Representante brasileiro do conselho internacional de edifícios altos fala sobre desafios técnicos e econômicos deste tipo de projeto | Téchne

Entrevista

Representante brasileiro do conselho internacional de edifícios altos fala sobre desafios técnicos e econômicos deste tipo de projeto

Antônio Macedo Filho também comenta as tendências em sistemas construtivos e tecnologias

Renato Faria (colaborou Jamila Venturini)
Edição 209 - Agosto/2014
Foto: Marcelo Scandaroli

ANTÔNIO MACEDO FILHO
Representante no Brasil do Council on Tall Buildings and Urban Habitat (CTBUH), é arquiteto e Master em Edifícios Inteligentes e Arquitetura Bioclimática pela Universidad Politécnica de Madrid.
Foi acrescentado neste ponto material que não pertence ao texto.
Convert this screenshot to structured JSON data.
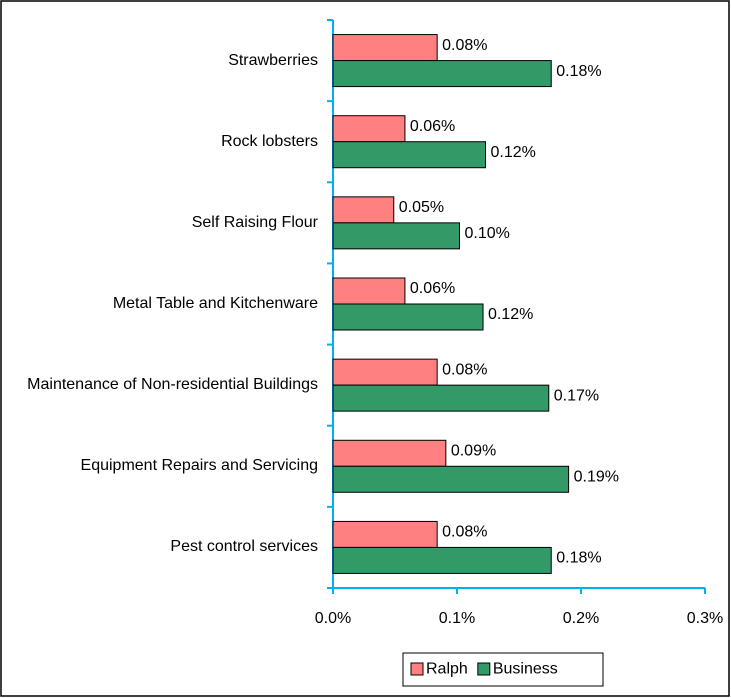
{
  "chart_data": {
    "type": "bar",
    "orientation": "horizontal",
    "categories": [
      "Strawberries",
      "Rock lobsters",
      "Self Raising Flour",
      "Metal Table and Kitchenware",
      "Maintenance of Non-residential Buildings",
      "Equipment Repairs and Servicing",
      "Pest control services"
    ],
    "series": [
      {
        "name": "Ralph",
        "color": "#ff8080",
        "values": [
          0.084,
          0.058,
          0.049,
          0.058,
          0.084,
          0.091,
          0.084
        ],
        "value_labels": [
          "0.08%",
          "0.06%",
          "0.05%",
          "0.06%",
          "0.08%",
          "0.09%",
          "0.08%"
        ]
      },
      {
        "name": "Business",
        "color": "#339966",
        "values": [
          0.176,
          0.123,
          0.102,
          0.121,
          0.174,
          0.19,
          0.176
        ],
        "value_labels": [
          "0.18%",
          "0.12%",
          "0.10%",
          "0.12%",
          "0.17%",
          "0.19%",
          "0.18%"
        ]
      }
    ],
    "xlim": [
      0,
      0.3
    ],
    "xticks": [
      {
        "value": 0,
        "label": "0.0%"
      },
      {
        "value": 0.1,
        "label": "0.1%"
      },
      {
        "value": 0.2,
        "label": "0.2%"
      },
      {
        "value": 0.3,
        "label": "0.3%"
      }
    ],
    "legend": "bottom",
    "grid": false
  }
}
É credenciado Leed AP Building Design and Construction (BD+C) junto ao United States Green Building Council e diretor da EcoBuilding Consultoria, empresa de consultoria e desenvolvimento profissional em arquitetura e construção sustentável. Atua como professor e coordenador do MBA em Construções Sustentáveis do Instituto Brasileiro de Educação Continuada/Universidade Cidade de São Paulo/Green Building Council Brasil e como consultor para sustentabilidade, tendo sido líder da área de Green Building da Cushman & Wakefield para a América do Sul de 2012 a 2014.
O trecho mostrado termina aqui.